Von Johannes Scherr.

Donnerstags, den 25. Juli vor. J., um die achte Morgenstunde, hat im „Hof Ragaz“ an der rauschend dem Rheine zuschießenden Tamina, ein leidender Mann seinen letzten Athem verhaucht. Im Verlaufe des Vormittags trug der Telegraph die Todespost über die Berge und durch die Thäler der Schweiz. Am Nachmittag und Abend des Tages ist überall im Umfange der Eidgenossenschaft die herzliche Klage laut geworden: „Jonas Furrer ist todt!“ Selten mag ein Mensch so allgemein und aufrichtig betrauert worden sein. In das „Leicht sei ihm die Erde!“ welches diesem Todten nachgerufen ward, hat sich nicht ein Mißton gemischt. Beim Fahnenschwenkern über diesem Grabe haben auch die politischen Gegner nicht gefehlt; denn Niemand mochte, wollte, konnte dem Gefühle sich entziehen, daß in Furrer nicht nur der geachtetste und populärste Staatsmann der Schweiz hingegangen, sondern auch ein seltener, guter, treuer, wahrhaft humaner Mensch, brav bis ins Mark.

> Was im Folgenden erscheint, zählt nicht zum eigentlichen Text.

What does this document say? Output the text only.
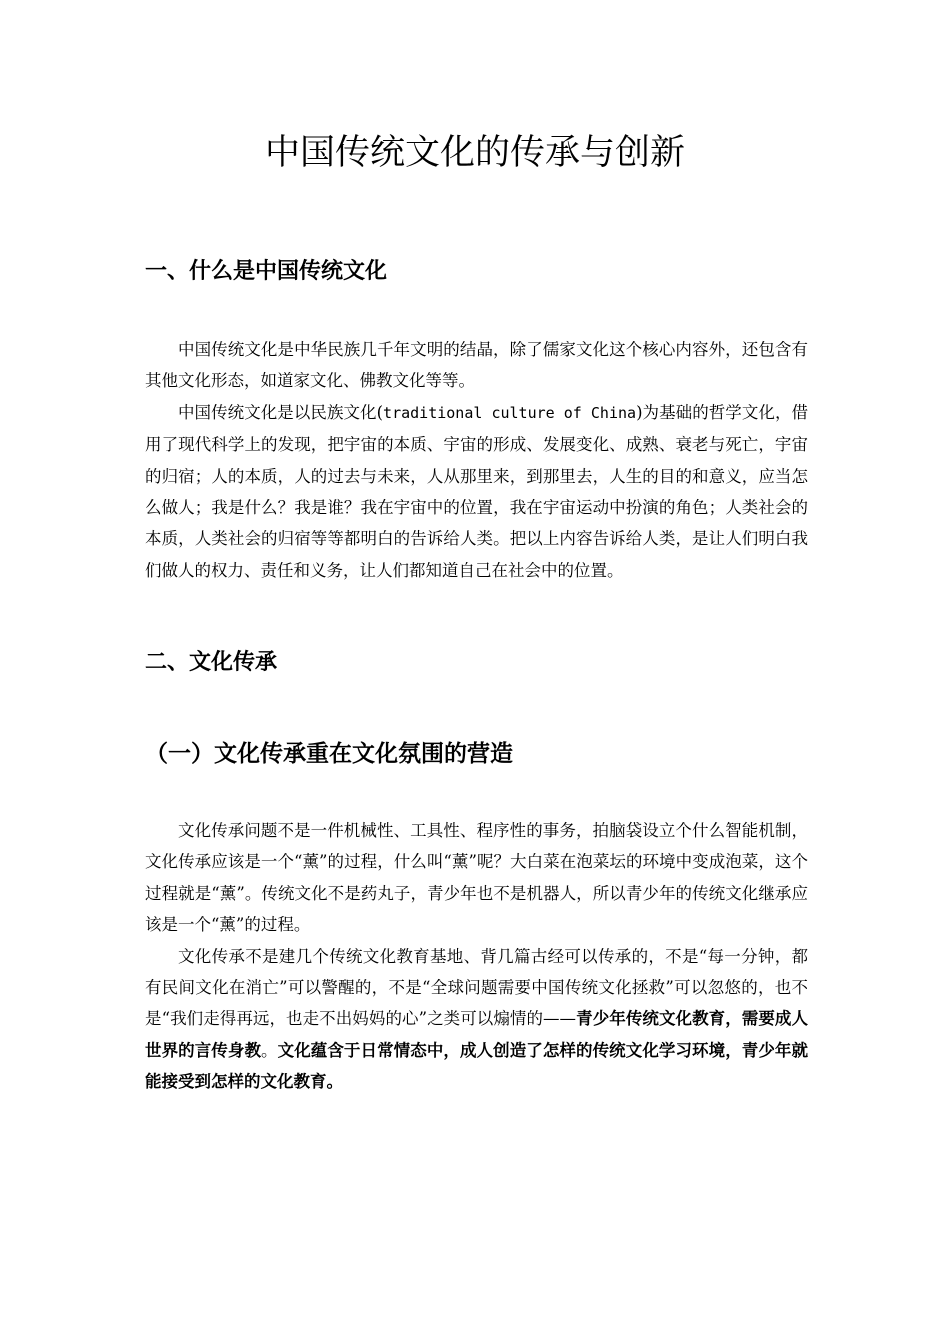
中国传统文化的传承与创新
一、什么是中国传统文化

中国传统文化是中华民族几千年文明的结晶，除了儒家文化这个核心内容外，还包含有其他文化形态，如道家文化、佛教文化等等。

中国传统文化是以民族文化(traditional culture of China)为基础的哲学文化，借用了现代科学上的发现，把宇宙的本质、宇宙的形成、发展变化、成熟、衰老与死亡，宇宙的归宿；人的本质，人的过去与未来，人从那里来，到那里去，人生的目的和意义，应当怎么做人；我是什么？我是谁？我在宇宙中的位置，我在宇宙运动中扮演的角色；人类社会的本质，人类社会的归宿等等都明白的告诉给人类。把以上内容告诉给人类，是让人们明白我们做人的权力、责任和义务，让人们都知道自己在社会中的位置。

二、文化传承
（一）文化传承重在文化氛围的营造

文化传承问题不是一件机械性、工具性、程序性的事务，拍脑袋设立个什么智能机制，文化传承应该是一个“薰”的过程，什么叫“薰”呢？大白菜在泡菜坛的环境中变成泡菜，这个过程就是“薰”。传统文化不是药丸子，青少年也不是机器人，所以青少年的传统文化继承应该是一个“薰”的过程。

文化传承不是建几个传统文化教育基地、背几篇古经可以传承的，不是“每一分钟，都有民间文化在消亡”可以警醒的，不是“全球问题需要中国传统文化拯救”可以忽悠的，也不是“我们走得再远，也走不出妈妈的心”之类可以煽情的——青少年传统文化教育，需要成人世界的言传身教。文化蕴含于日常情态中，成人创造了怎样的传统文化学习环境，青少年就能接受到怎样的文化教育。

Wenn ich im Nachstehenden ein Lebens- und Charakterbild des Verewigten zu geben versuche, muß ich mich gegen die etwaige Unterstellung verwahren, mehr als eine flüchtige Skizze liefern zu wollen. Sie nimmt nur das eine Verdienst in Anspruch, auf Materialien zu beruhen, deren Zuverlässigkeit ich verbürgen kann und hier um so mehr betone, als in Betreff der Persönlichkeit Furrer’s manches Irrthümliche in der schweizerischen Presse laut geworden und in die deutsche übergegangen ist.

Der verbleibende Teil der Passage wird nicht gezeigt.